New RLVR method reformulates reward-based LLM training as classification problem
A new research paper proposes Rewards as Labels (REAL), a framework that reframes reinforcement learning with verifiable rewards as a classification problem rather than scalar weighting. The method addresses fundamental gradient optimization issues in current GRPO variants and demonstrates measurable improvements on mathematical reasoning benchmarks.
New RLVR Framework Reformulates Reward-Based LLM Training as Classification Problem
A new arXiv paper (2602.05630) proposes a fundamental rethinking of how reinforcement learning with verifiable rewards (RLVR) trains large language models on complex reasoning tasks.
The paper identifies two core inefficiencies in current RLVR methods like GRPO: "Gradient Misassignment in Positives" (where correct solutions receive suboptimal gradient signals) and "Gradient Domination in Negatives" (where incorrect solutions disproportionately influence training). These issues lead to unstable and suboptimal policy updates.
The REAL Framework
Instead of treating rewards as scalar weights, the authors propose Rewards as Labels (REAL), which recasts the problem as categorical classification. The framework introduces anchor logits to enhance policy learning and mathematically ensures "monotonic and bounded gradient weighting" that distributes gradients evenly across rollouts.
This geometric shift—from scalar reward weighting to classification—produces more balanced gradient allocation and directly mitigates the identified gradient pathologies.
Benchmark Results
Experiments on mathematical reasoning benchmarks show consistent gains:
- 1.5B parameter model: REAL improves average Pass@1 by 6.7% over DAPO (a strong GRPO variant)
- 7B parameter model: 6.2% improvement over DAPO, 1.7% over GSPO
- Stability: Even using vanilla binary cross-entropy loss, REAL remains training-stable and exceeds DAPO by 4.5% on average
The results suggest the framework is robust across model scales and loss function choices.
Technical Contribution
The core insight is conceptual: verifiable rewards naturally fit a classification framing (correct/incorrect) rather than continuous scalar optimization. By formalizing this and adding anchor logits (learned reference points), the method achieves better gradient flow without requiring specialized loss functions.
The paper provides theoretical analysis showing why REAL's gradient weighting avoids the extreme values that plague current methods, leading to more stable training dynamics.
What This Means
This work addresses a real pain point in scaling reasoning-focused LLMs: training instability and suboptimal convergence when using rule-based reward signals. The 6-7% Pass@1 gains are meaningful in the context of mathematical benchmarks where incremental improvements compound.
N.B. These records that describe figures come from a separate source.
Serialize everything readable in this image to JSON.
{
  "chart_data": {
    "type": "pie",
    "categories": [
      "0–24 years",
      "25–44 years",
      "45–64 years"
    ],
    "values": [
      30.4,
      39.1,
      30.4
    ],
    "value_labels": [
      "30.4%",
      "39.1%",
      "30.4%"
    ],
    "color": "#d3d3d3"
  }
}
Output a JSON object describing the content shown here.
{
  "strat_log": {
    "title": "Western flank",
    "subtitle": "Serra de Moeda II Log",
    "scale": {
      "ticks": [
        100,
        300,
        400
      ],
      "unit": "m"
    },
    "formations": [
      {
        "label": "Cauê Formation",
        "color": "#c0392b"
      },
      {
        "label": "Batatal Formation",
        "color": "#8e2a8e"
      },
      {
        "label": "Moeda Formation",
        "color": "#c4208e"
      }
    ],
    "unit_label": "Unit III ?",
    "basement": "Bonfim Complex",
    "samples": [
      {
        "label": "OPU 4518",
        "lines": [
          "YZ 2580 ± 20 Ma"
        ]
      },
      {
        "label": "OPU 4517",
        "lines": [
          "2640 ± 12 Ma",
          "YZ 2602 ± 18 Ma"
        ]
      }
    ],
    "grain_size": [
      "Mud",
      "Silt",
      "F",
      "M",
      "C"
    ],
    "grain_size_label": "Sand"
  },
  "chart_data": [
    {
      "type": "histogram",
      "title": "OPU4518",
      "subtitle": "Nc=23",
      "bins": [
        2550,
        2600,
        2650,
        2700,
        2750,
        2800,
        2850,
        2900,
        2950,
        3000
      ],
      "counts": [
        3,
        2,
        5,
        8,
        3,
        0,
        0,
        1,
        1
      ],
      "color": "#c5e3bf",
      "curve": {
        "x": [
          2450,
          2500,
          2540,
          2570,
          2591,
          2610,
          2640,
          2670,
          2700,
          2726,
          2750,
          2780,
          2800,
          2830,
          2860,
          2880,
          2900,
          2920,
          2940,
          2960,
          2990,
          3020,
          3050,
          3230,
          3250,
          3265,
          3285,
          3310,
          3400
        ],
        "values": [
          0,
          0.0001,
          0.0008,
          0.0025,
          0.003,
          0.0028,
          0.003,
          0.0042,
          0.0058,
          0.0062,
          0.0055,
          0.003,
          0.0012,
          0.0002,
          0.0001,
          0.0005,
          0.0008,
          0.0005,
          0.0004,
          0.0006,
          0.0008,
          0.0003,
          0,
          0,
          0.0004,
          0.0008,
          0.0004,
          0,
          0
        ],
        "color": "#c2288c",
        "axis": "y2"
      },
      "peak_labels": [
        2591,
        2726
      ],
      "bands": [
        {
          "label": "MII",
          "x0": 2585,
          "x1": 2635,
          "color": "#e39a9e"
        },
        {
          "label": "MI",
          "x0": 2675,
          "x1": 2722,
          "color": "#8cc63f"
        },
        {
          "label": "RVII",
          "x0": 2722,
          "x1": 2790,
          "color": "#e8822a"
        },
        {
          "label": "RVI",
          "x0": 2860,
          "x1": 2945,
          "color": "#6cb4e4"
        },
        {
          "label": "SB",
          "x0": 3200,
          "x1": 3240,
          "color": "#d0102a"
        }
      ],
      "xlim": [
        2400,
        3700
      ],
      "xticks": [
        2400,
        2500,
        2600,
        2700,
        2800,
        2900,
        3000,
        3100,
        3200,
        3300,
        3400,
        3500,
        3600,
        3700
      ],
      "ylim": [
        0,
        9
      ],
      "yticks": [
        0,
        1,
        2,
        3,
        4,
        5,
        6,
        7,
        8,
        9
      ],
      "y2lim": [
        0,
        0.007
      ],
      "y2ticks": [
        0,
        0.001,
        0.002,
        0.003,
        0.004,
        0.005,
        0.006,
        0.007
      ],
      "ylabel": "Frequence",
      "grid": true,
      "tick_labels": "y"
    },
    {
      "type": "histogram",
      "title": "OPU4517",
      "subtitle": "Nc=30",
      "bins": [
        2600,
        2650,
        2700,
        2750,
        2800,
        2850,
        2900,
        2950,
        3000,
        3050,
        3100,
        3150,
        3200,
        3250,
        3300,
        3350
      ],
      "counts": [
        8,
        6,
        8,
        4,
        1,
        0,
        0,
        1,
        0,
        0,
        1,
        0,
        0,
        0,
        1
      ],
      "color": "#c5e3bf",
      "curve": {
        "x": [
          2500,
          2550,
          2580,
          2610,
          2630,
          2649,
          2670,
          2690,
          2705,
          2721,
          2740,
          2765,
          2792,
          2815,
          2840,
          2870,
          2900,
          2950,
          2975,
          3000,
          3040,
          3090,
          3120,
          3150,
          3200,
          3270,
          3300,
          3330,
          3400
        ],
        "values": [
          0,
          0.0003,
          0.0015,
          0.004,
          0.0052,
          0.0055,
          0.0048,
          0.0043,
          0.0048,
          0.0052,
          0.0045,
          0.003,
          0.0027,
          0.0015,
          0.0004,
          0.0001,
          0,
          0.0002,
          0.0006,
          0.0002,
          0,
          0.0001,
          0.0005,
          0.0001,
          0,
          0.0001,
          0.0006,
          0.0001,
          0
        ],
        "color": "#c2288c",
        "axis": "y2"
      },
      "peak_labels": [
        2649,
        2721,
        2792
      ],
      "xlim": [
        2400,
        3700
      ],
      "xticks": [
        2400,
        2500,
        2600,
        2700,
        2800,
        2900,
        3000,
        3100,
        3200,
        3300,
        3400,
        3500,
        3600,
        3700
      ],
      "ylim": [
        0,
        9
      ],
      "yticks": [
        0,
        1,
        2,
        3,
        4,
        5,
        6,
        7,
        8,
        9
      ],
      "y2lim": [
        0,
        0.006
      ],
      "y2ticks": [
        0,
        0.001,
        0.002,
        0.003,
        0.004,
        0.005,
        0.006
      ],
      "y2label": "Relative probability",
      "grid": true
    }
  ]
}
If the method generalizes beyond mathematical reasoning (an open question the paper doesn't fully explore), it could become a standard approach for any RLVR application. The fact that it works with simple binary cross-entropy suggests practitioners won't need complex loss engineering to adopt it.
The framework is particularly relevant as more labs pursue verifiable reward systems for code, mathematics, and formal reasoning tasks where ground truth can be mechanically checked.